I recently paid off my $22,000 student loans @ ~5.5% fairly aggressively. My reasoning was influenced because I had a well paying job, but lacked job security. I wanted to know that I had enough savings to get me through a possible union strike and later layoffs, and I wanted to be as free as possible from my student loans so I had fewer required expenses to manage. I didn't have a mortgage, but I would probably do it the same way again if I did.
Here was my plan, executed between Jan 2013 and May 2014:
1) Made sure I was contributing the matched amount into my 401k and saved 2 months of income. This was before I read MMM, but I was naturally rather frugal. This mini E-fund was meant to tide me over for a union strike, but was not a long term emergency plan.
2) Put my loan payments on auto-pilot for minimum amount. My lender offered to lower my rate by 0.25% simply for signing up for direct payments, so that was a free money no-brainer. It doesn't sound like you have this option, but it never hurts to double check.
3) Apply extra money to the loans every month except for a set amount to the emergency fund. Everything was tracked in Mint. I don't keep a strict budget, but I do have a solid idea of my expenses for the big three: Housing, transport and food. I set aside a small set amount to gradually bring my emergency fund past the 2 month minimum I set (shooting for 6 months). This is about the time I started reading MMM and realized I can increase my payments even more and decrease my expenses a lot.
4) Pay loans like crazy and start to cut expenses. After my automatic minimum payments went through, I'd apply the rest I had allotted into the account. All extra money went to the loans. 3rd Paycheck in the month? Student loans. Tax Return? Student loans. Birthday gift? One humble dinner out and student loans. This pushed my payment due dates out by at least a year and paid off a bunch of the loan. It also got me adjusted to living on a small amount of my income. I got about halfway through my loans this way.
5) Find out there will be layoffs in late 2013 and begin to realize the value of having FU money. Adjust payment schedule to allot more to savings to give me a bigger emergency fund and pay slightly less per month to loans (still way above minimum).
6) Meet my FU money goal of 1 year expenses. Dump money into loans again. Apply all gifts, tax returns, and windfalls to student loans in Jan-Mach 2014. Pay off $11,000 in three months without touching emergency fund. Kiss Sallie Mae goodbye.
6a) Immediately max out 401k to prevent lifestyle creep. Adjust W-4 statement because I was over paying taxes. Set up vanguard account. Watch as my stache grows exponentially because I am saving all the cash I was sending to my loans.

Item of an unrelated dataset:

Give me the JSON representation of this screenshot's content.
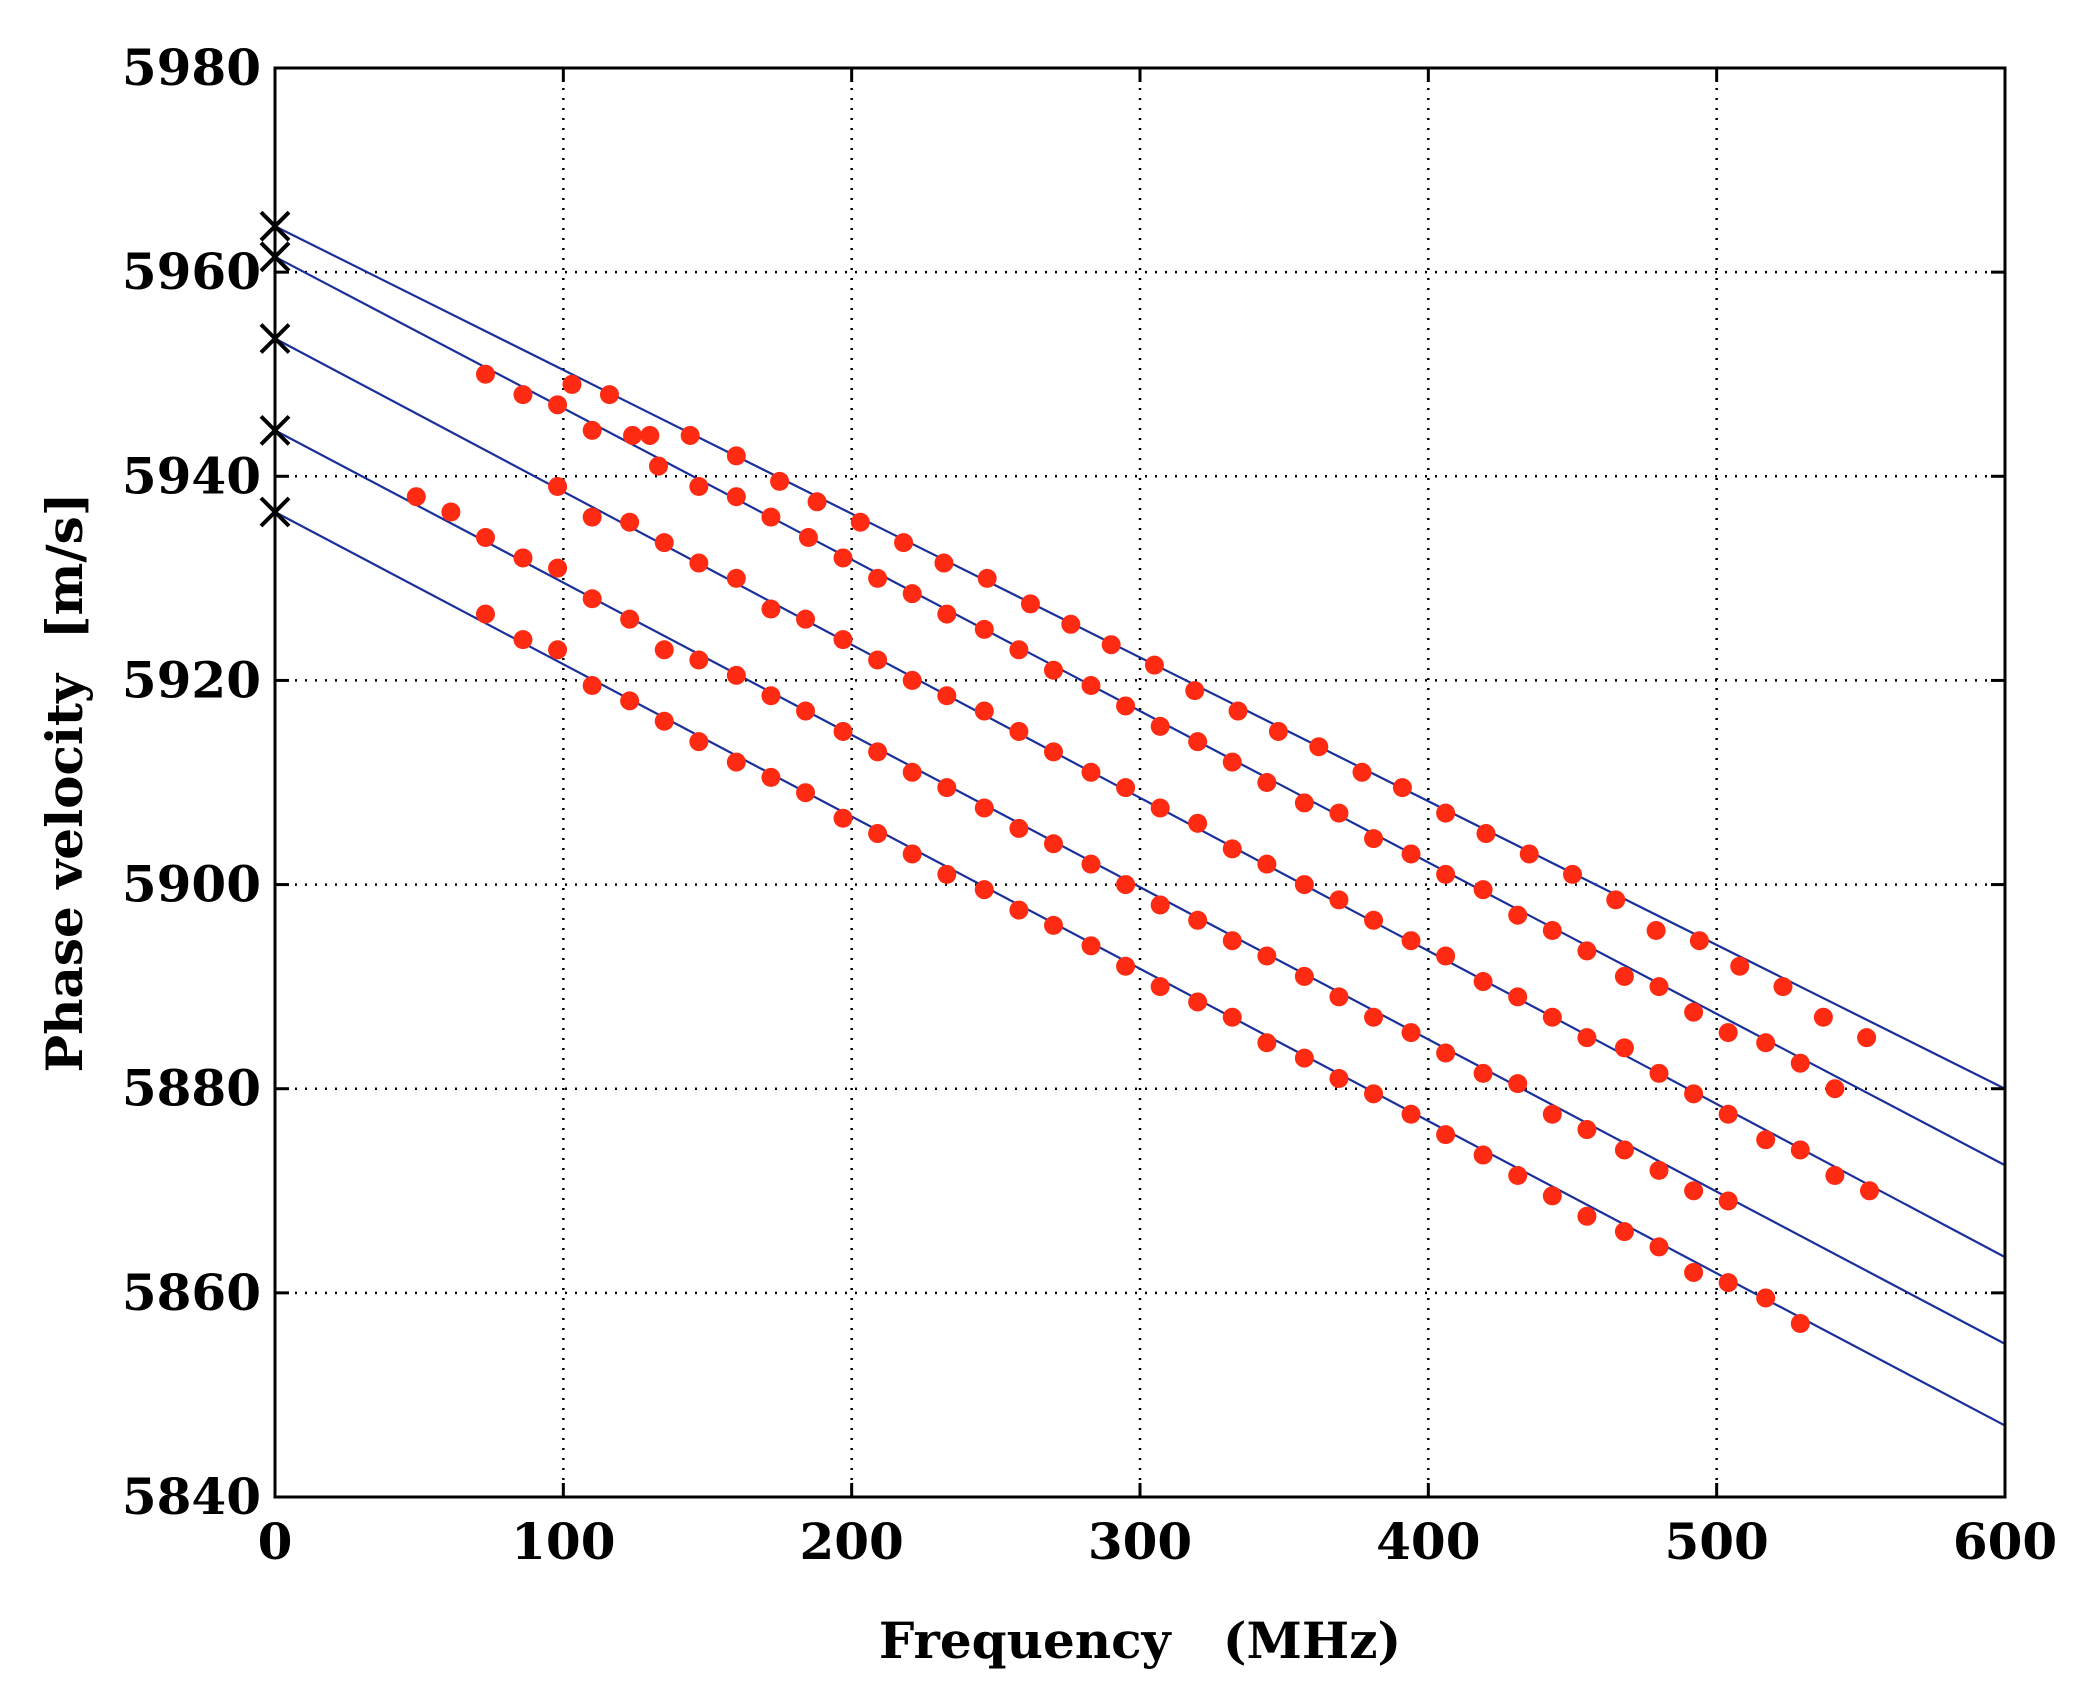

When I found out about layoffs, I did the math and tried to figure out the cost of my different scenarios. In the end, it would have saved me ~$700 in student loan interest to wait to build my FU stache, but emotionally it was a better choice for me.
Regardless of job security/mortgage/whatever, I feel that the trade off of your leveraging option isn't great when your interest rate is over 4%. Like you mention, there's no guarantee of growth in the investments that will beat that rate, and this debt is a psychological burden for you. I also agree with rmendpara, keeping loans for the tax deduction is a poor trade off. Better to double check your exceptions on your pay account and make sure you are as close to perfectly paying your taxes rather than hoping for a big return (which is losing you interest money for every month you wait to get it back).
Out of your given options, I also support #2, but I wouldn't get rid of your emergency fund. I just read your reply and that actually sounds pretty reasonable. If you feel okay doing the "credit card as emergency fund" for a short time, it's a gamble, but might work okay since you have a fairly low-risk lifestyle other than your mortgage.
I wouldn't worry to much about the delay you will see in retirement savings while you pay down your loans. If you run the scenarios mathematically, it won't affect your FI date much. I did this and it made less than 1 years difference using a rough approximation. However, having no loans is a HUGE weight off my shoulders. Good luck!